Alors que le souvenir de la pandémie de Covid-19 reste vif, l’apparition d’un foyer de hantavirus à bord du navire de croisière MV Hondius a ravivé les craintes d’une propagation internationale. Le bateau, qui a fait escale au port de Granadilla, à Tenerife (Espagne), transportait 147 passagers et membres d’équipage, dont des ressortissants allemands, français et australiens. Après trois décès survenus entre avril et mai 2026, les autorités sanitaires ont mis en place des mesures de contrôle. Pourtant, les spécialistes insistent sur une différence fondamentale entre le hantavirus et le SARS-CoV-2 : le premier est bien connu et se transmet beaucoup plus difficilement.
Un virus identifié depuis plus de trente ans
« Les hantavirus – y compris le virus Andes – sont fondamentalement différents des coronavirus », a expliqué Roman Wölfel, chef de l’Institut de microbiologie de la Bundeswehr. « Ils peuvent se transmettre d’une personne à l’autre, mais beaucoup moins facilement et seulement par un contact très étroit. »
Contrairement au coronavirus apparu fin 2019, que ni les scientifiques ni les soignants n’avaient jamais rencontré, le hantavirus est connu depuis 1993. Il provoque une infection pulmonaire appelée syndrome pulmonaire à hantavirus (SPH). Cette connaissance a permis, dès la confirmation en laboratoire des deux premiers décès à bord du MV Hondius, de mettre en place des mesures de distanciation adaptées.
L’exemple argentin de 2018-2019
Une étude publiée en 2020 dans le New England Journal of Medicine a analysé une épidémie de virus Andes survenue en Argentine de novembre 2018 à 2019. Lors de ce foyer, 18 personnes avaient été infectées lors d’un rassemblement de masse. Après l’application de mesures de contrôle – isolement des cas confirmés et auto-quarantaine des contacts potentiels – la vitesse de transmission a nettement ralenti.

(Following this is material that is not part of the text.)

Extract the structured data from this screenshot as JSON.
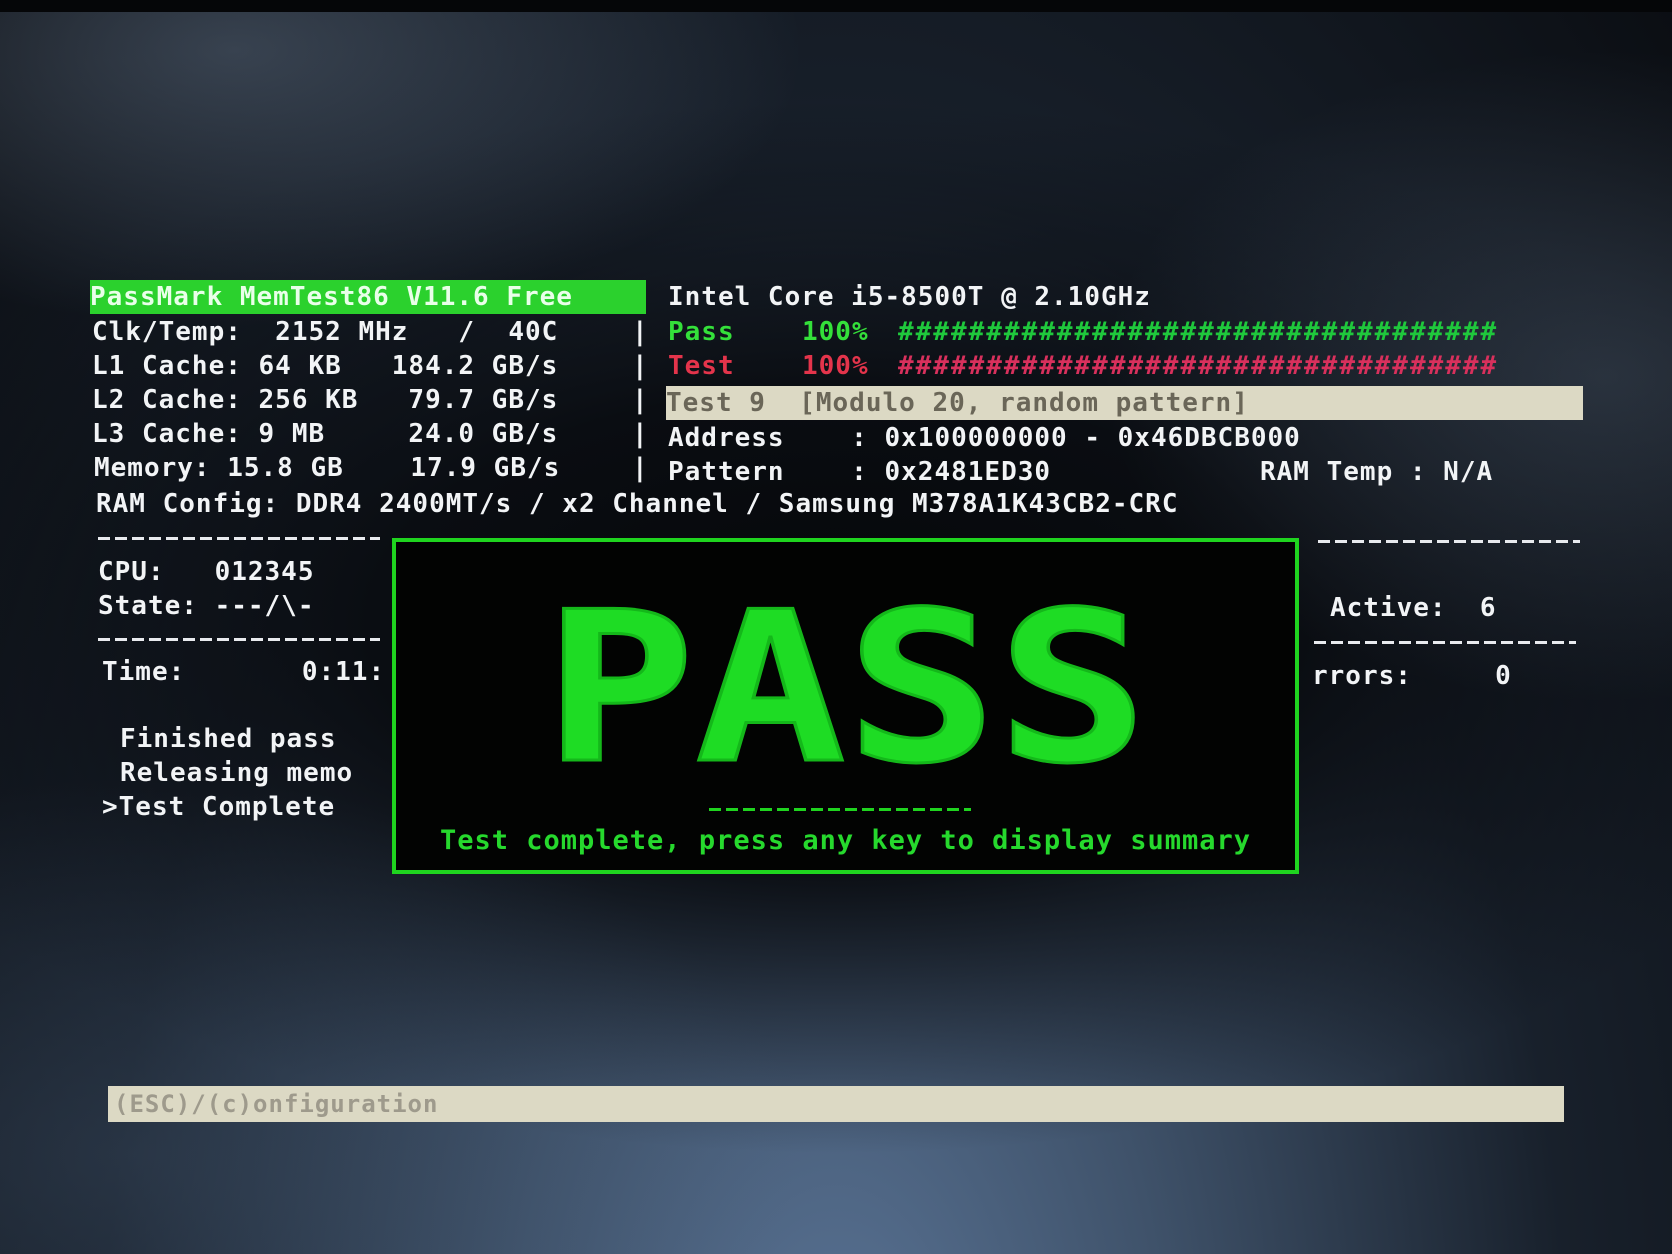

Les chercheurs ont calculé que le nombre de reproduction médian (le nombre de cas secondaires générés par une personne infectée durant sa période contagieuse) était de 2,12 avant les mesures, et qu’il est tombé à 0,96 après leur mise en œuvre. « Ces mesures ont très probablement empêché une propagation plus large », concluaient-ils.
“Je sais que vous êtes inquiets”, a écrit Tedros Adhanom Ghebreyesus, directeur général de l’Organisation mondiale de la santé (OMS), dans une lettre adressée le 9 mai 2026 aux habitants de Tenerife. “Je sais que lorsque vous entendez le mot ‘épidémie’ et que vous voyez un navire naviguer vers vos côtes, des souvenirs que nous n’avons pas tous complètement dissipés refont surface.”
Une riposte plus rapide que pour le Covid-19
À bord du MV Hondius, la situation est différente de celle de l’Argentine, mais le virus reste le même – le virus Andes, également appelé hantavirus. Au 11 mai 2026, sept cas confirmés et deux cas suspects étaient recensés, contre 18 en Argentine. Toutefois, les mesures de contrôle ont été mises en place plus tardivement : après le premier décès le 11 avril, il a fallu attendre le 4 mai pour que la présence du hantavirus soit confirmée par la compagnie Oceanwide Expeditions, soit plus de trois semaines.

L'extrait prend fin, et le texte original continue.